Born in Augusta, Maine, Laux moved to northern California in 1983 and subsequently graduated from Mills College, in Oakland, with a BA in English. She has waited tables and written poetry in San Diego, Los Angeles, Berkley, and Petaluma, California, and in Juneau, Alaska, and her poems have been translated into French, Italian, Korean, Romanian, and Brazilian Portuguese. Among her many honors are two fellowships from the National Endowment for the Arts and a Guggenheim Fellowship. In 1994 she settled in Eugene, Oregon, where she teaches creative writing at the University of Oregon. She lives in Eugene with her husband, poet Joseph Millar.
From Publishers Weekly:
In her first book of poems, Laux's writing is at its most potent when she deals simply and bluntly with the vicissitudes of growing up and getting old. The almost matter-of-fact tone of "What My Father Told Me" and "Two Pictures of My Sister" expresses the resignation of girls who have learned to assimilate the horrors of sexual and physical violation into the otherwise innocuous routines of their childhood.

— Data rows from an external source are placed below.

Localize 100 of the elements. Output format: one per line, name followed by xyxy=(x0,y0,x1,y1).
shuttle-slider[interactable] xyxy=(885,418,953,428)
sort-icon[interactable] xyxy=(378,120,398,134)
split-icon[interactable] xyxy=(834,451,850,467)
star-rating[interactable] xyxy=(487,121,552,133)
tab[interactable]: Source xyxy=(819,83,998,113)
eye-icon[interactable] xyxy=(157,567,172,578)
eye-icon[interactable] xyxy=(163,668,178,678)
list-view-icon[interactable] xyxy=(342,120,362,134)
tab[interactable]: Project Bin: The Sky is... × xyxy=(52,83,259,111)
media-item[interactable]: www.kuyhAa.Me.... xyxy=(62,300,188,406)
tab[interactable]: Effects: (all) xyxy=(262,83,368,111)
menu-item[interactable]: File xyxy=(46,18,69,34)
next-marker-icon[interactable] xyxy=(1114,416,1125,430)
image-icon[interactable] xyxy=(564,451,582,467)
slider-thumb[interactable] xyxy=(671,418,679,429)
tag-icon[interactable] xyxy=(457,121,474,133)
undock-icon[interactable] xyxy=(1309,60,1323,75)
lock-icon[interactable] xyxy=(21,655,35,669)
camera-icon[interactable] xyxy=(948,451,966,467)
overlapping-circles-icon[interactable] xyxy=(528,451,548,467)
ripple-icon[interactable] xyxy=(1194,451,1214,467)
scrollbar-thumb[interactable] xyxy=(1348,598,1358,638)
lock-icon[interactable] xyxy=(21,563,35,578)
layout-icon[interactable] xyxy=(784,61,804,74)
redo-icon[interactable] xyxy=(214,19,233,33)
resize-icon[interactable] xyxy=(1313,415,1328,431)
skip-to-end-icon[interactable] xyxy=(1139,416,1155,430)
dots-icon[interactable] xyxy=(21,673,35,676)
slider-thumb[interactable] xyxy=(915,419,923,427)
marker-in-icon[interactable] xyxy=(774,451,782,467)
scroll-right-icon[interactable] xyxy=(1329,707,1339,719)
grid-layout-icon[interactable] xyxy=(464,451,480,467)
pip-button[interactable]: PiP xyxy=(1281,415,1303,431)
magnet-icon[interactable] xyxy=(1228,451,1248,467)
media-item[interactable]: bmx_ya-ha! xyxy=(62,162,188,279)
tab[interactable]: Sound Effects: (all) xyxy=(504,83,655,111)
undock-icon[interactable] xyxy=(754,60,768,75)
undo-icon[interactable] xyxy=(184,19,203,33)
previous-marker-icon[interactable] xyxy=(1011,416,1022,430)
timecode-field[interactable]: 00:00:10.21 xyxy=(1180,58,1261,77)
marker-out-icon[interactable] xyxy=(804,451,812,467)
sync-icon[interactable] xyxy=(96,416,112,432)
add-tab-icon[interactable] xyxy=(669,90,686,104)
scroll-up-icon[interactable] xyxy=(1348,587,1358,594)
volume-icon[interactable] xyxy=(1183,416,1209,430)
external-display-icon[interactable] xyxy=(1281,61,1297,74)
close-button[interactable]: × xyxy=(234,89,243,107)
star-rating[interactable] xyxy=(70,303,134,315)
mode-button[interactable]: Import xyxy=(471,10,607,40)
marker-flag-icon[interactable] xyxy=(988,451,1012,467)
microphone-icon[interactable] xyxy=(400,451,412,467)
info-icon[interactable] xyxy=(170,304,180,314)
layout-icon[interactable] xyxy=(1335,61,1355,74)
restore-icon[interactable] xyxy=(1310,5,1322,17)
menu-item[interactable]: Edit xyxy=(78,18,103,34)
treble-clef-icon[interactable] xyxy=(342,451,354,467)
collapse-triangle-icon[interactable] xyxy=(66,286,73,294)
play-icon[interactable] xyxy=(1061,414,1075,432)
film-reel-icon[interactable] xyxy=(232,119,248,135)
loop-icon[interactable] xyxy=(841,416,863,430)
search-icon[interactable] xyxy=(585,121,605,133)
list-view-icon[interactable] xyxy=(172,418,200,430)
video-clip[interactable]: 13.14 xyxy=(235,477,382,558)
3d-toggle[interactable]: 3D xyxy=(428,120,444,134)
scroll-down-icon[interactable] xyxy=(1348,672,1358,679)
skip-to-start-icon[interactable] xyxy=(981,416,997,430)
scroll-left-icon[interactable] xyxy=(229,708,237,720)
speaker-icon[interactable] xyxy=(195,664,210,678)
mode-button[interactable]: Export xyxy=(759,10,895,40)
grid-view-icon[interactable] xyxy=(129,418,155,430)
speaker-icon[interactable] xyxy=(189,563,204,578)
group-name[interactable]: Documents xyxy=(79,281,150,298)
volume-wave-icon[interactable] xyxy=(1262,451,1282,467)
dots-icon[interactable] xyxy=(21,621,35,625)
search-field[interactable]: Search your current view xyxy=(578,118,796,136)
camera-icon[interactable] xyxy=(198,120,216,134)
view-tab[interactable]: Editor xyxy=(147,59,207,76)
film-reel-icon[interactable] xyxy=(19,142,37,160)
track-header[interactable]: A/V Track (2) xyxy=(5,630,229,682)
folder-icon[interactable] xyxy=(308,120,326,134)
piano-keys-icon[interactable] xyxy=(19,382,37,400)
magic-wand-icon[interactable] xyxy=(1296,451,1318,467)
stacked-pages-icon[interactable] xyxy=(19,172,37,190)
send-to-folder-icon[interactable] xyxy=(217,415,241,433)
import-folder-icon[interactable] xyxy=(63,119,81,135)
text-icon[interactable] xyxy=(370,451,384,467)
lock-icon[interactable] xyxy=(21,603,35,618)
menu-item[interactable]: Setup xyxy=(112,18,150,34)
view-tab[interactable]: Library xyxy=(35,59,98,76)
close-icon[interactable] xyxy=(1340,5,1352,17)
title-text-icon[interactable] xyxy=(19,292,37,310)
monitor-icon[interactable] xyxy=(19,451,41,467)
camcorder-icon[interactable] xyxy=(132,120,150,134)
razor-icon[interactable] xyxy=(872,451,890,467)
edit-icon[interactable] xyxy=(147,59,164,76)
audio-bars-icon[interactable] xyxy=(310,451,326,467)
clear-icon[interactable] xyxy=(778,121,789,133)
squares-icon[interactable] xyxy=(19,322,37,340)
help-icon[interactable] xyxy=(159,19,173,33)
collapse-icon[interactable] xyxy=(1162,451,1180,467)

Too often, however, the uncompromising directness of the poet's vision is diluted by imprecise metaphors and insignificant themes. The strained erotic images of "The Laundromat" are gratuitous as well as embarrassing, and "Adam's Dad Teaches the Kids to Play Ball" transforms an already bland subject into a cliche. It is difficult to believe that this is the same writer who, in "Quarter to Six," gives us such a masterfully complex portrait of a friendship between two women battling the pain of their pasts amid the hellishness of a mental asylum. This poem, encompassing Laux's most important themes, is the vibrant heart of this uneven but provocative collection.